Vu la requête, enregistrée le 19 juillet 2013 au secrétariat du contentieux du Conseil d'Etat, présentée par la société Brico Dépôt, dont le siège est 30-32, rue de la Tourelle à Lonpont-sur-Orge
(91310); la société Brico Dépôt demande au Conseil d'Etat : 1°) d'annuler pour excès de pouvoir la décision n° 1752 T du 17 avril 2013 par laquelle la Commission nationale d'aménagement commercial a déclaré irrecevable son recours dirigé contre la décision du 22 novembre 2012 de la commission départementale d'aménagement commercial de l'Essonne autorisant la société BDM à procéder à l'extension d'un ensemble commercial par création d'un magasin de bricolage à l'enseigne " Bricorama ", d'une surface de vente de 6 864 m², après modification substantielle d'un projet autorisé par la commission départementale de l'Essonne le 20 juin 2011 et prévoyant la création de 2 moyennes surfaces spécialisées dans l'équipement de la personne et du foyer, d'une surface totale de vente de 3 960 m² à Montgeron (Essonne) ; 2°) de mettre à la charge de l'Etat une somme de 3 000 euros en application de l'article L. 761-1 du code de justice administrative ; Vu les autres pièces du dossier ; Vu la note en délibéré, enregistrée le 11 septembre 2014, présentée par la société Bricot-dépôt ; Vu le code de commerce ; Vu la loi n° 73-1193 du 27 décembre 1973 ; Vu la loi n° 2008-776 du 4 août 2008 ; Vu le décret n° 2008-1212 du 24 novembre 2008 ; Vu le code de justice administrative ; Après avoir entendu en séance publique : - le rapport de Mme Florence Chaltiel-Terral, maître des requêtes en service extraordinaire, - les conclusions de Mme Gaëlle Dumortier, rapporteur public ; Sur la légalité de la décision attaquée :
- Considérant que, par décision du 22 novembre 2012, la commission départementale d'aménagement commercial de l'Essonne a autorisé à la société BDM la création d'un magasin de bricolage à l'enseigne " Bricorama " d'une surface de vente totale de 6 864 m2 à Montgeron (Essonne) ; que la société Brico Dépôt exploite un magasin de bricolage à l'enseigne " Brico Dépôt ", qui se situe en dehors de la zone de chalandise du projet en cause; qu'il ne ressort pas des pièces du dossier que la délimitation de la zone de chalandise, qui a été validée par les services instructeurs, serait erronée ; que c'est à bon droit que la commission nationale a opposé une irrecevabilité à la société requérante après avoir relevé que le magasin qu'elle exploite était situé en dehors de la zone de chalandise du projet en cause, qu'elle n'apportait aucun élément de nature à établir que la zone de chalandise du projet recouperait celle de son magasin et qu'aucun impact sur l'activité commerciale de ce magasin ne pouvait être apprécié ; que les autres moyens de la requête, relatifs au projet litigieux, sont dès lors inopérants ;
- Considérant qu'il résulte de ce qui précède que la requête de la société Brico Dépôt doit être rejetée, sans qu'il soit besoin de statuer sur la fin de non-recevoir opposée par la société BDM ; Sur les conclusions tendant à l'application des dispositions de l'article L. 761-1 du code de justice administrative :
- Considérant que les dispositions de l'article L. 761-1 du code de justice administrative font obstacle à ce qu'une somme soit mise à ce titre à la charge de la société BDM ; qu'il y a lieu, en revanche, dans les circonstances de l'espèce, de mettre à la charge de la société Brico Dépôt la somme de 5 000 euros à verser à la société BDM, au titre des mêmes dispositions ; D E C I D E : -------------- Article 1er : La requête de la société Brico Dépôt est rejetée.
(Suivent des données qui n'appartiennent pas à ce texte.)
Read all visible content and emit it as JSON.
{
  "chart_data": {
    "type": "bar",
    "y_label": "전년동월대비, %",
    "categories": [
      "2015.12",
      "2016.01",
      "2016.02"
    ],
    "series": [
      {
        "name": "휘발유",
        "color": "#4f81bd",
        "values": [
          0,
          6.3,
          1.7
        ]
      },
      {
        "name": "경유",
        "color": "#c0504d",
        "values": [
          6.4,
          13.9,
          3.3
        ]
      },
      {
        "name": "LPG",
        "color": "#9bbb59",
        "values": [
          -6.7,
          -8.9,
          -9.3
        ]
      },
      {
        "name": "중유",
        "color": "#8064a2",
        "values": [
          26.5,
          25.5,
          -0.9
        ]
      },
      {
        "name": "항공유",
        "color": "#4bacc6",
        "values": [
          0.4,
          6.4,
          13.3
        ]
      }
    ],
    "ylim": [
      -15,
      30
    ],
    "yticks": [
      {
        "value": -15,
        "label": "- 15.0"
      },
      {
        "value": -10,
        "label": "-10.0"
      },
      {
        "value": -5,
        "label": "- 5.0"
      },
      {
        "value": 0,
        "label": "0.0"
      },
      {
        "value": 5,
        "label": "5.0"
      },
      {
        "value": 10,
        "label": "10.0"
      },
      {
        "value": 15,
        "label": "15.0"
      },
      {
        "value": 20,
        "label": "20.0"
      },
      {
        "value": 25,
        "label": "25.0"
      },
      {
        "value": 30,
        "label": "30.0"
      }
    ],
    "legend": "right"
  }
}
Article 2 : La société Brico Dépôt versera à la société BDM la somme de 5 000 euros au titre des dispositions de l'article L. 761-1 du code de justice administrative. Article 3 : La présente décision sera notifiée à la société Brico dépôt et à la société BDM. Copie en sera adressée pour information à la Commission nationale d'aménagement commercial.